Epilepsy is more common than you may think. An estimated 65 million people of all ages have epilepsy and in the US one in 26 people will develop epilepsy at some point in their lifetime. About one in 3 people in countries with high access to expert care are treatment resistant. Low to middle-income countries account for up to 80% of all cases, the large majority of whom lack access to appropriate care.
Seizures are the hallmark symptom of epilepsy (even though having seizures does not necessarily mean you have epilepsy!). They are caused by an imbalance in electrochemical signaling in the brain. In turn, this can trigger additional symptoms that range from hardly noticeable to extremely disabling. Although various antiepileptic strategies exist, in most cases, they do not cure epilepsy but merely suppress the occurrence of seizures.
Because epilepsy is a chronic condition, because seizures are unpredictable and can be very disabling, because antiepileptic drugs have side-effects, epilepsy can have a profoundly negative impact on someone’s quality of life. In addition, many people must deal with stigma and discrimination in addition to their disease.
Table of Contents
- What is the unmet need in epilepsy?
- How can Byteflies Sensor Dot meet this need?
- Summary
What is the unmet need in epilepsy?
If it was not clear from the introduction, there are quite a few unmet medical needs for people with epilepsy, ranging from:
- Delivering state-of-the-art care to a broader demographic and larger geographic areas, especially where comprehensive epilepsy centers are not available.
- Developing new treatment options for treatment resistant epilepsy.
- Reducing the unpredictability of epilepsy and the associated stress caused by not knowing when the next seizure will occur.
- Managing psychosomatic stress, treatment side effects and epilepsy comorbidities.
The last bullet point may seem like a grab bag of issues, but the overarching theme is to maintain or improve someone’s quality of life when developing a care path.

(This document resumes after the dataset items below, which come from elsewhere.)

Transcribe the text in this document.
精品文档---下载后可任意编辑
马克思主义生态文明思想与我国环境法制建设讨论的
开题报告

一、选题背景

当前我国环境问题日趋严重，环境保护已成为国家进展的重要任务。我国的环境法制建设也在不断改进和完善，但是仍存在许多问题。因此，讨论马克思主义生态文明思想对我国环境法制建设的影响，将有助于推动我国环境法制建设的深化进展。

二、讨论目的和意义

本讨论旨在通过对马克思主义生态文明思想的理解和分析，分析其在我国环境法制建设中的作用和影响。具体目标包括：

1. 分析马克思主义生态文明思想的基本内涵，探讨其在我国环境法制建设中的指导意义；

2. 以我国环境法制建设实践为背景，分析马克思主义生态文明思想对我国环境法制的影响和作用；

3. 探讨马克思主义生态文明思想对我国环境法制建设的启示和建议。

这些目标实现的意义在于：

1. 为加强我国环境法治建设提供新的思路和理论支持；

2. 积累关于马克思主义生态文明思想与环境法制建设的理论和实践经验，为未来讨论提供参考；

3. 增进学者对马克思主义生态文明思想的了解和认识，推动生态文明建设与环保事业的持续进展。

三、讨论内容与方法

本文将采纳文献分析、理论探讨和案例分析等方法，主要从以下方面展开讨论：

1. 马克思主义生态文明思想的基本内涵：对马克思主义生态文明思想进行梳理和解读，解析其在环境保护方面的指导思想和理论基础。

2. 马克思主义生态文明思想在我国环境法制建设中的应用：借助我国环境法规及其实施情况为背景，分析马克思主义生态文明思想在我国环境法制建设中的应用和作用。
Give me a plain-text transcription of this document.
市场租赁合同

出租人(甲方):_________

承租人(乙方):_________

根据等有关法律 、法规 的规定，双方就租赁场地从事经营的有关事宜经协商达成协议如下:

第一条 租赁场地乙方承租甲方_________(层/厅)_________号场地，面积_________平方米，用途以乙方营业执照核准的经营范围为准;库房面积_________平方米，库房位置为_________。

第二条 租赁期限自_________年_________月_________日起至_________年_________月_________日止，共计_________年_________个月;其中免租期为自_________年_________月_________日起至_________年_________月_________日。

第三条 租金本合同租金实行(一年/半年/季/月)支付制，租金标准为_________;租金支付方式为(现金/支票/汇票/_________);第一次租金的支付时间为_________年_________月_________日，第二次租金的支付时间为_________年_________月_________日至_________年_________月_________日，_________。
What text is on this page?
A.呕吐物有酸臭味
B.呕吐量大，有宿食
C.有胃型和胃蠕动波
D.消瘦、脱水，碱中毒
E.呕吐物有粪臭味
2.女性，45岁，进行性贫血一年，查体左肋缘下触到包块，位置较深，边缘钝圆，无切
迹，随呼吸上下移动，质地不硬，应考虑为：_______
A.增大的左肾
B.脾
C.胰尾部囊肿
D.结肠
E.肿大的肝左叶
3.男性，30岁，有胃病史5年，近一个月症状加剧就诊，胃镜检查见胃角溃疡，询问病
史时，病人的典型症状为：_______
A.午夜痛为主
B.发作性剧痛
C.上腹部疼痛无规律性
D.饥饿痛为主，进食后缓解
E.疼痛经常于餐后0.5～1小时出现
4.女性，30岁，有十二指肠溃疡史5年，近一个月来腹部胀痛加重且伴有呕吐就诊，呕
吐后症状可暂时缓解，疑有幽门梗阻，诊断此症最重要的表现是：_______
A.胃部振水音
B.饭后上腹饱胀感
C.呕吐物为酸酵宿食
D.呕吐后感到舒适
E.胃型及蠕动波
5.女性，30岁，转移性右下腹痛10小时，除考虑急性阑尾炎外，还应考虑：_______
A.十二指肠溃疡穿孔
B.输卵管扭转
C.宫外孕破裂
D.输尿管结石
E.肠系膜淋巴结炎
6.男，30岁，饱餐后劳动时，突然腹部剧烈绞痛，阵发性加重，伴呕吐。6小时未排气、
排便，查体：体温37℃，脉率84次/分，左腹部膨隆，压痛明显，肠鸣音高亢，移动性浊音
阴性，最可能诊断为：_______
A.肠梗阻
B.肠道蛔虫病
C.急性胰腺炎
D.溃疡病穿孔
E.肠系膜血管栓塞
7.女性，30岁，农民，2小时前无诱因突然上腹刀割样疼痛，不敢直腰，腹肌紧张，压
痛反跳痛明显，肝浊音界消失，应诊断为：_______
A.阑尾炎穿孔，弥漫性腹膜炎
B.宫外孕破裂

We did not identify these unmet needs in a vacuum. Byteflies interacts on a nearly daily basis with a network of experts, including people with epilepsy, neurologists, and pharma and academic researchers. Recently, we organized the Byteflies Epilepsy Day which included multiple panel discussions that touched on these topics. You can find the full event recording here and a teaser video below.
Byteflies develops wearable health solutions. In other words, medical applications that derive data from small wearable sensors and turn that long-term data into actionable clinical insights for healthcare professionals and patients. We are a digital medicine company that takes pride in creating patient value. That means we let our technology development (the What) be driven by the need of the patient and healthcare professional (the Why).
The “Why” should always guide the “What”.
In that spirit, before diving into some of the specifics of Byteflies’s technology in the next section, let’s focus first on these unmet needs.
State-of-the-art care
Most people with a suspected or confirmed diagnosis of epilepsy will at some point undergo a video-electroencephalography (video-EEG) observation. This test requires admission to a specialized epilepsy monitoring unit (EMU) for 1–7 days. During that time, the following data is typically recorded continuously:
- Twenty or more channels of electroencephalography (EEG), i.e. brain activity as measured on the scalp
- Video-audio feed
- Electrocardiography (ECG), i.e. heart activity to derive heart rate and sometimes heart rate variability
- Electromyography (EMG), i.e. muscle activity
All this biopotential data is sampled at a high frequency (typically 250 times per second and higher) and then reviewed by EEG readers to identify potential epileptic events.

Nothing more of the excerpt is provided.